Black Holes Spin at Speeds Close to That of Light!

It is a well known fact that black holes can spin with extreme speeds, yet new observations conducted with NASA's Chandra X-ray Space Telescope reveal that supermassive black holes could even reach rotation speeds close to the upper limits allowed in the space-time fabric. Not only that, but physicists also proposed that a massive object such as a supermassive black hole could in fact spin the whole space in their near vicinity, giving rise to strange temporal effects.

The actual spin speed of a black hole can only be detected during the 'feeding' process, as its massive gravitational pull accumulates matter and concentrates it into a hot accretion disk of matter, radiating high energy X-ray light. Without an accretion disk, nothing can differentiate a black hole from another, except for its mass. Spinning material being drawn towards the event horizon cannot be entirely swallowed by the black hole, thus it is ejected from the system through the poles of the object, in the form of large particle jets, some stretching millions of light years into intergalactic space.

As they travel through space, these particle jets may occasionally collide with other galaxies, affecting their star formation process.
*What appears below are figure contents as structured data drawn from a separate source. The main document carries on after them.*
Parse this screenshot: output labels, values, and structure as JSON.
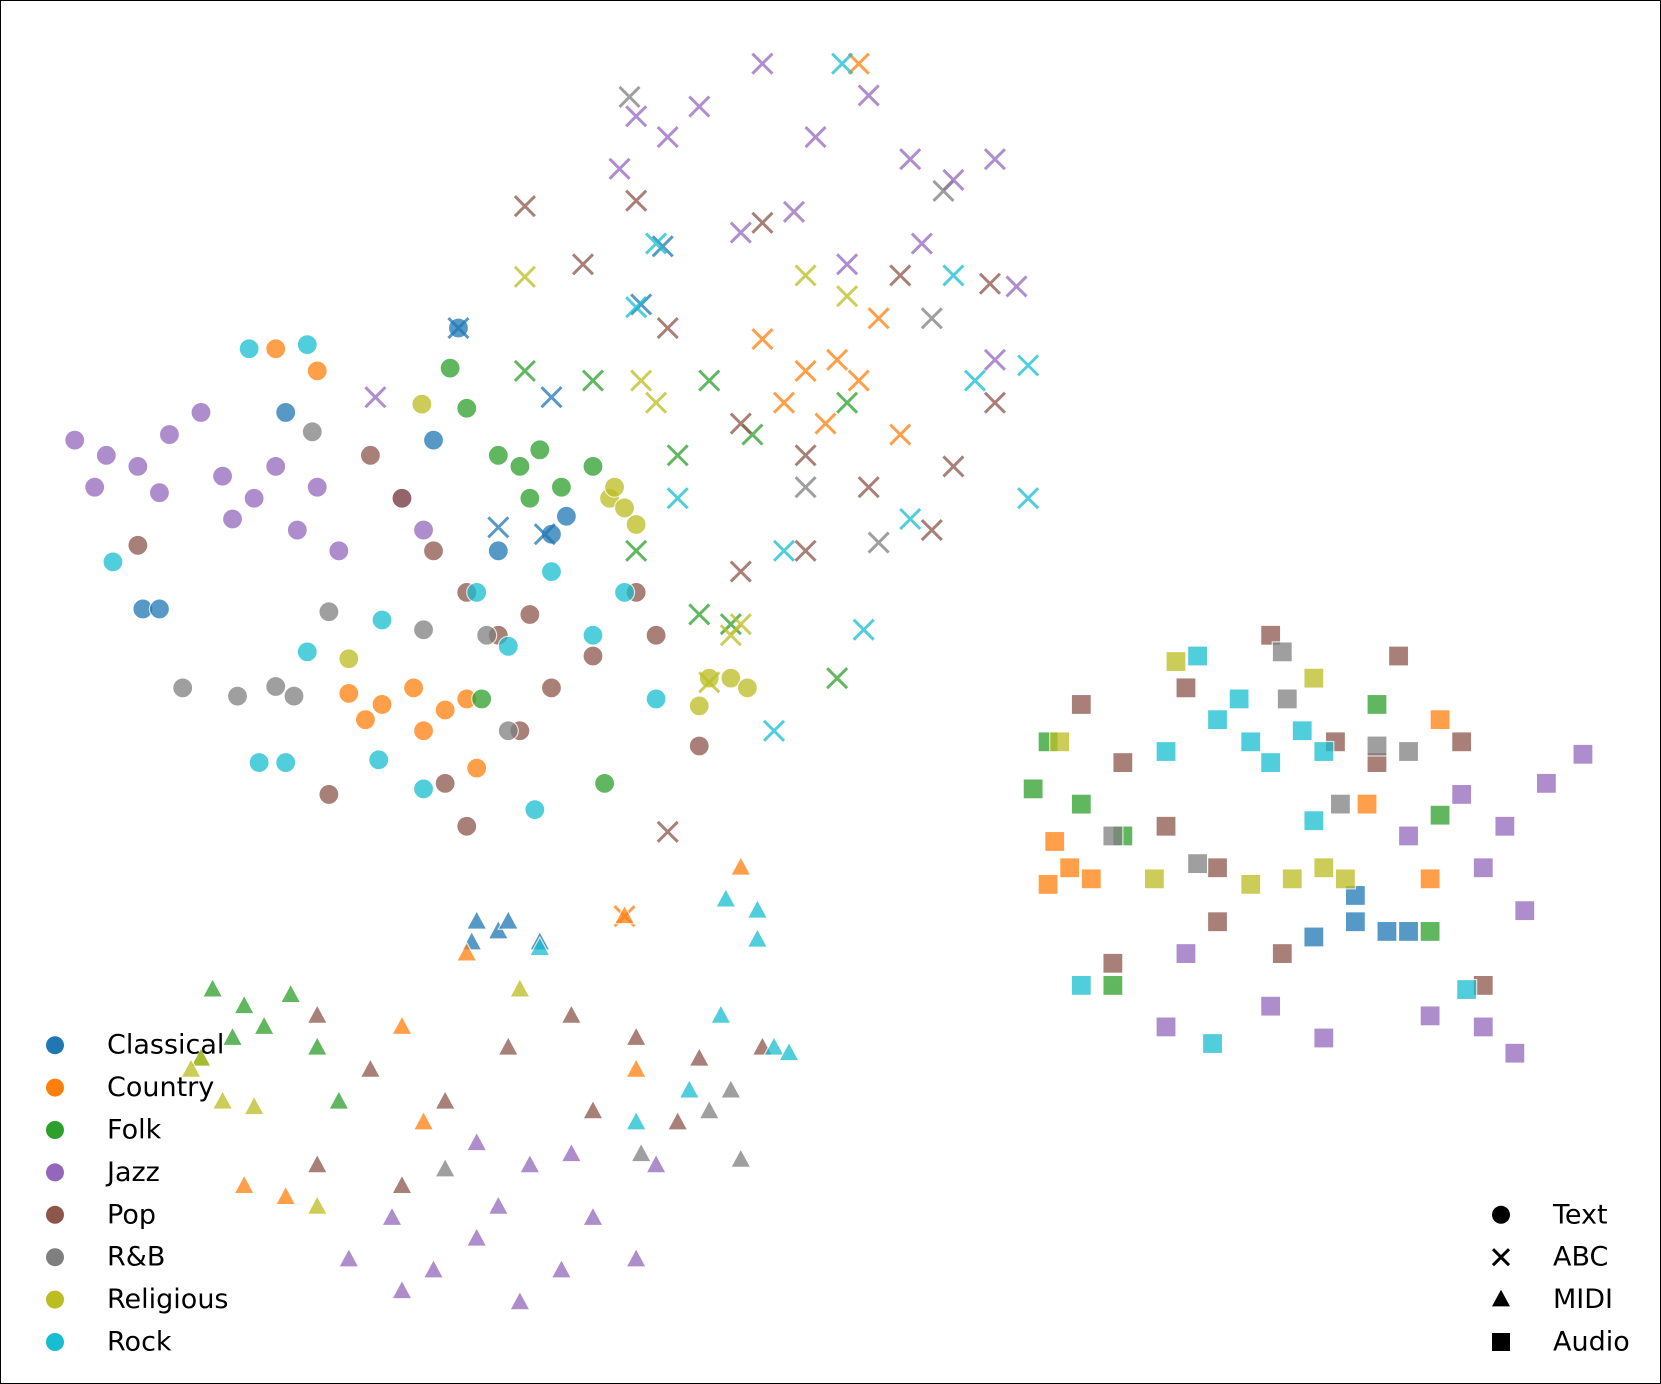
{
  "chart_data": {
    "type": "scatter",
    "xlim": [
      0,
      100
    ],
    "ylim": [
      0,
      100
    ],
    "legend": "lower left",
    "marker_legend": "lower right",
    "genres": [
      {
        "name": "Classical",
        "color": "#1f77b4"
      },
      {
        "name": "Country",
        "color": "#ff7f0e"
      },
      {
        "name": "Folk",
        "color": "#2ca02c"
      },
      {
        "name": "Jazz",
        "color": "#9467bd"
      },
      {
        "name": "Pop",
        "color": "#8c564b"
      },
      {
        "name": "R&B",
        "color": "#7f7f7f"
      },
      {
        "name": "Religious",
        "color": "#bcbd22"
      },
      {
        "name": "Rock",
        "color": "#17becf"
      }
    ],
    "modalities": [
      {
        "name": "Text",
        "marker": "circle"
      },
      {
        "name": "ABC",
        "marker": "x"
      },
      {
        "name": "MIDI",
        "marker": "triangle"
      },
      {
        "name": "Audio",
        "marker": "square"
      }
    ],
    "series": [
      {
        "genre": 0,
        "modality": 0,
        "x": [
          8.6,
          9.6,
          27.6,
          33.2,
          34.1,
          26.1,
          30,
          17.2
        ],
        "y": [
          56,
          56,
          76.3,
          61.4,
          62.7,
          68.2,
          60.2,
          70.2
        ]
      },
      {
        "genre": 1,
        "modality": 0,
        "x": [
          21,
          23,
          24.9,
          26.8,
          22,
          25.5,
          28.1,
          16.6,
          28.7,
          19.1
        ],
        "y": [
          49.9,
          49.1,
          50.3,
          48.7,
          48,
          47.2,
          49.5,
          74.8,
          44.5,
          73.2
        ]
      },
      {
        "genre": 2,
        "modality": 0,
        "x": [
          30,
          31.3,
          32.5,
          33.8,
          35.7,
          31.9,
          27.1,
          28.1,
          36.4,
          29
        ],
        "y": [
          67.1,
          66.3,
          67.5,
          64.8,
          66.3,
          64,
          73.4,
          70.5,
          43.4,
          49.5
        ]
      },
      {
        "genre": 3,
        "modality": 0,
        "x": [
          4.5,
          6.4,
          8.3,
          10.2,
          12.1,
          13.4,
          15.3,
          16.6,
          17.9,
          19.1,
          20.4,
          14,
          24.2,
          25.5,
          5.7,
          9.6
        ],
        "y": [
          68.2,
          67.1,
          66.3,
          68.6,
          70.2,
          65.6,
          64,
          66.3,
          61.7,
          64.8,
          60.2,
          62.5,
          64,
          61.7,
          64.8,
          64.4
        ]
      },
      {
        "genre": 4,
        "modality": 0,
        "x": [
          22.3,
          24.2,
          26.1,
          28.1,
          30,
          31.9,
          33.2,
          35.7,
          38.3,
          39.5,
          31.3,
          26.8,
          19.8,
          28.1,
          42.1,
          8.3
        ],
        "y": [
          67.1,
          64,
          60.2,
          57.2,
          54.1,
          55.6,
          50.3,
          52.6,
          57.2,
          54.1,
          47.2,
          43.4,
          42.6,
          40.3,
          46.1,
          60.6
        ]
      },
      {
        "genre": 5,
        "modality": 0,
        "x": [
          11,
          14.3,
          16.6,
          17.7,
          19.8,
          25.5,
          30.6,
          18.8,
          29.3
        ],
        "y": [
          50.3,
          49.7,
          50.4,
          49.7,
          55.8,
          54.5,
          47.2,
          68.8,
          54.1
        ]
      },
      {
        "genre": 6,
        "modality": 0,
        "x": [
          36.7,
          37.6,
          38.3,
          37,
          42.7,
          44,
          45,
          42.1,
          21,
          25.4
        ],
        "y": [
          64,
          63.3,
          62.1,
          64.8,
          51,
          51,
          50.3,
          49,
          52.4,
          70.8
        ]
      },
      {
        "genre": 7,
        "modality": 0,
        "x": [
          15,
          18.5,
          6.8,
          23,
          18.5,
          15.6,
          17.2,
          28.7,
          30.6,
          33.2,
          35.7,
          37.6,
          39.5,
          22.8,
          25.5,
          32.2
        ],
        "y": [
          74.8,
          75.1,
          59.4,
          55.2,
          52.9,
          44.9,
          44.9,
          57.2,
          53.3,
          58.7,
          54.1,
          57.2,
          49.5,
          45.1,
          43,
          41.5
        ]
      },
      {
        "genre": 0,
        "modality": 1,
        "x": [
          27.6,
          33.2,
          39.9,
          38.6,
          30,
          32.8
        ],
        "y": [
          76.3,
          71.3,
          82.2,
          78,
          61.9,
          61.4
        ]
      },
      {
        "genre": 1,
        "modality": 1,
        "x": [
          45.9,
          48.5,
          50.4,
          51.7,
          49.7,
          47.2,
          52.9,
          51.7,
          37.6,
          54.2
        ],
        "y": [
          75.5,
          73.2,
          74,
          72.5,
          69.4,
          70.9,
          77,
          95.4,
          33.8,
          68.6
        ]
      },
      {
        "genre": 2,
        "modality": 1,
        "x": [
          31.6,
          35.7,
          42.7,
          45.3,
          42.1,
          44,
          50.4,
          51,
          38.3,
          40.8
        ],
        "y": [
          73.2,
          72.5,
          72.5,
          68.6,
          55.6,
          54.9,
          51,
          70.9,
          60.2,
          67.1
        ]
      },
      {
        "genre": 3,
        "modality": 1,
        "x": [
          38.3,
          40.2,
          42.1,
          45.9,
          49.1,
          52.3,
          54.8,
          57.4,
          59.9,
          47.8,
          51,
          55.5,
          44.6,
          61.2,
          37.3,
          59.9,
          22.6
        ],
        "y": [
          91.6,
          90.1,
          92.3,
          95.4,
          90.1,
          93.1,
          88.5,
          87,
          88.5,
          84.7,
          80.9,
          82.4,
          83.2,
          79.3,
          87.8,
          74,
          71.3
        ]
      },
      {
        "genre": 4,
        "modality": 1,
        "x": [
          31.6,
          38.3,
          35.1,
          40.2,
          44.6,
          48.5,
          52.3,
          56.1,
          48.5,
          44.6,
          59.9,
          57.4,
          54.2,
          59.6,
          40.2,
          45.9
        ],
        "y": [
          85.1,
          85.5,
          80.9,
          76.3,
          69.4,
          67.1,
          64.8,
          61.7,
          60.2,
          58.7,
          70.9,
          66.3,
          80.1,
          79.5,
          39.9,
          83.9
        ]
      },
      {
        "genre": 5,
        "modality": 1,
        "x": [
          37.9,
          52.9,
          56.1,
          48.5,
          56.8
        ],
        "y": [
          93,
          60.8,
          77,
          64.8,
          86.2
        ]
      },
      {
        "genre": 6,
        "modality": 1,
        "x": [
          31.6,
          38.6,
          39.5,
          44,
          44.6,
          42.7,
          48.5,
          51
        ],
        "y": [
          80,
          72.5,
          70.9,
          54.1,
          54.9,
          50.7,
          80.1,
          78.6
        ]
      },
      {
        "genre": 7,
        "modality": 1,
        "x": [
          38.3,
          39.5,
          40.8,
          47.2,
          52,
          54.8,
          58.7,
          61.9,
          61.9,
          57.4,
          46.6,
          50.7
        ],
        "y": [
          77.8,
          82.4,
          64,
          60.2,
          54.5,
          62.5,
          72.5,
          73.6,
          64,
          80.1,
          47.2,
          95.4
        ]
      },
      {
        "genre": 0,
        "modality": 2,
        "x": [
          28.7,
          30,
          32.5,
          28.4,
          30.6
        ],
        "y": [
          33.4,
          32.7,
          31.9,
          31.9,
          33.4
        ]
      },
      {
        "genre": 1,
        "modality": 2,
        "x": [
          44.6,
          37.6,
          17.2,
          14.7,
          24.2,
          28.1,
          38.3,
          25.5
        ],
        "y": [
          37.3,
          33.8,
          13.5,
          14.3,
          25.8,
          31.1,
          22.7,
          18.9
        ]
      },
      {
        "genre": 2,
        "modality": 2,
        "x": [
          12.8,
          14.7,
          15.9,
          17.5,
          14,
          19.1,
          12.1,
          20.4
        ],
        "y": [
          28.5,
          27.3,
          25.8,
          28.1,
          25,
          24.3,
          23.5,
          20.4
        ]
      },
      {
        "genre": 3,
        "modality": 2,
        "x": [
          21,
          23.6,
          26.1,
          28.7,
          31.3,
          33.8,
          35.7,
          38.3,
          31.9,
          28.7,
          39.5,
          24.2,
          34.4,
          30
        ],
        "y": [
          9,
          12,
          8.2,
          10.5,
          5.9,
          8.2,
          12,
          9,
          15.8,
          17.4,
          15.8,
          6.7,
          16.6,
          12.8
        ]
      },
      {
        "genre": 4,
        "modality": 2,
        "x": [
          19.1,
          22.3,
          26.8,
          30.6,
          34.4,
          38.3,
          42.1,
          45.9,
          24.2,
          35.7,
          40.8,
          19.1
        ],
        "y": [
          26.6,
          22.7,
          20.4,
          24.3,
          26.6,
          25,
          23.5,
          24.3,
          14.3,
          19.7,
          18.9,
          15.8
        ]
      },
      {
        "genre": 5,
        "modality": 2,
        "x": [
          42.7,
          44.6,
          44,
          38.6,
          26.8
        ],
        "y": [
          19.7,
          16.2,
          21.2,
          16.6,
          15.5
        ]
      },
      {
        "genre": 6,
        "modality": 2,
        "x": [
          12.1,
          13.4,
          15.3,
          19.1,
          11.5,
          31.3
        ],
        "y": [
          23.5,
          20.4,
          20,
          12.8,
          22.7,
          28.5
        ]
      },
      {
        "genre": 7,
        "modality": 2,
        "x": [
          43.7,
          45.6,
          45.6,
          43.4,
          46.6,
          47.5,
          41.5,
          38.3,
          32.5
        ],
        "y": [
          35,
          34.2,
          32.1,
          26.6,
          24.3,
          23.9,
          21.2,
          18.9,
          31.5
        ]
      },
      {
        "genre": 0,
        "modality": 3,
        "x": [
          81.6,
          83.5,
          84.8,
          81.6,
          79.1
        ],
        "y": [
          35.3,
          32.7,
          32.7,
          33.4,
          32.3
        ]
      },
      {
        "genre": 1,
        "modality": 3,
        "x": [
          63.5,
          64.4,
          65.7,
          63.1,
          86.1,
          82.3,
          86.7
        ],
        "y": [
          39.2,
          37.3,
          36.5,
          36.1,
          36.5,
          41.9,
          48
        ]
      },
      {
        "genre": 2,
        "modality": 3,
        "x": [
          62.2,
          63.1,
          65.1,
          67.6,
          86.1,
          86.7,
          82.9,
          67
        ],
        "y": [
          43,
          46.4,
          41.9,
          39.6,
          32.7,
          41.1,
          49.1,
          28.8
        ]
      },
      {
        "genre": 3,
        "modality": 3,
        "x": [
          84.8,
          88,
          90.6,
          93.1,
          95.3,
          91.8,
          89.3,
          71.4,
          76.5,
          79.7,
          86.1,
          89.3,
          91.2,
          70.2
        ],
        "y": [
          39.6,
          42.6,
          40.3,
          43.4,
          45.5,
          34.2,
          37.3,
          31.1,
          27.3,
          25,
          26.6,
          25.8,
          23.9,
          25.8
        ]
      },
      {
        "genre": 4,
        "modality": 3,
        "x": [
          65.1,
          67.6,
          70.2,
          73.3,
          76.5,
          80.4,
          82.9,
          88,
          67,
          73.3,
          77.2,
          89.3,
          71.4,
          84.2
        ],
        "y": [
          49.1,
          44.9,
          40.3,
          37.3,
          54.1,
          46.4,
          44.9,
          46.4,
          30.4,
          33.4,
          31.1,
          28.8,
          50.3,
          52.6
        ]
      },
      {
        "genre": 5,
        "modality": 3,
        "x": [
          77.5,
          80.7,
          82.9,
          84.8,
          72.1,
          67,
          77.2
        ],
        "y": [
          49.5,
          41.9,
          46.1,
          45.7,
          37.6,
          39.6,
          52.9
        ]
      },
      {
        "genre": 6,
        "modality": 3,
        "x": [
          70.8,
          69.5,
          75.3,
          77.8,
          79.7,
          81,
          63.8,
          79.1
        ],
        "y": [
          52.2,
          36.5,
          36.1,
          36.5,
          37.3,
          36.5,
          46.4,
          51
        ]
      },
      {
        "genre": 7,
        "modality": 3,
        "x": [
          72.1,
          73.3,
          75.3,
          76.5,
          78.4,
          70.2,
          74.6,
          79.7,
          73,
          88.3,
          65.1,
          79.1
        ],
        "y": [
          52.6,
          48,
          46.4,
          44.9,
          47.2,
          45.7,
          49.5,
          45.7,
          24.6,
          28.5,
          28.8,
          40.7
        ]
      }
    ]
  }
}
Out of a sample of about nine black holes situated in gigantic galaxies, Chandra discovered massive distortions in their interstellar gas, suggesting that the black holes at their centers would spin at nearly the maximum rates allowed by the Theory of Relativity.

The study presented by Rodrigo Nemmen, a graduate student at Penn State University, is further backed up by previous observations conducted on these massive objects. The fast rotation of the material in the accretion disk corroborated with the spinning effect of space predicted by Einstein's theory could determine the appearance of a strong magnetic field, that powers the high-speed particle jets emitted by the black hole.

Furthermore, the impressive spin rates of the black holes may be imposed by galactic merging process, which then propagates towards the accretion disk orbiting the object. Considering the fact that galactic mergers are quite common in the universe and were much more frequent in the past, such relativistic spinning rate could be a property of supermassive black holes.

The huge particle jets hitting other galaxies could in fact affect the star formation capabilities of the respective galaxy by heating up the intergalactic clouds of gas and dust within it, thus preventing them from collapsing to form larger objects, which, in turn, limits the size of the central core.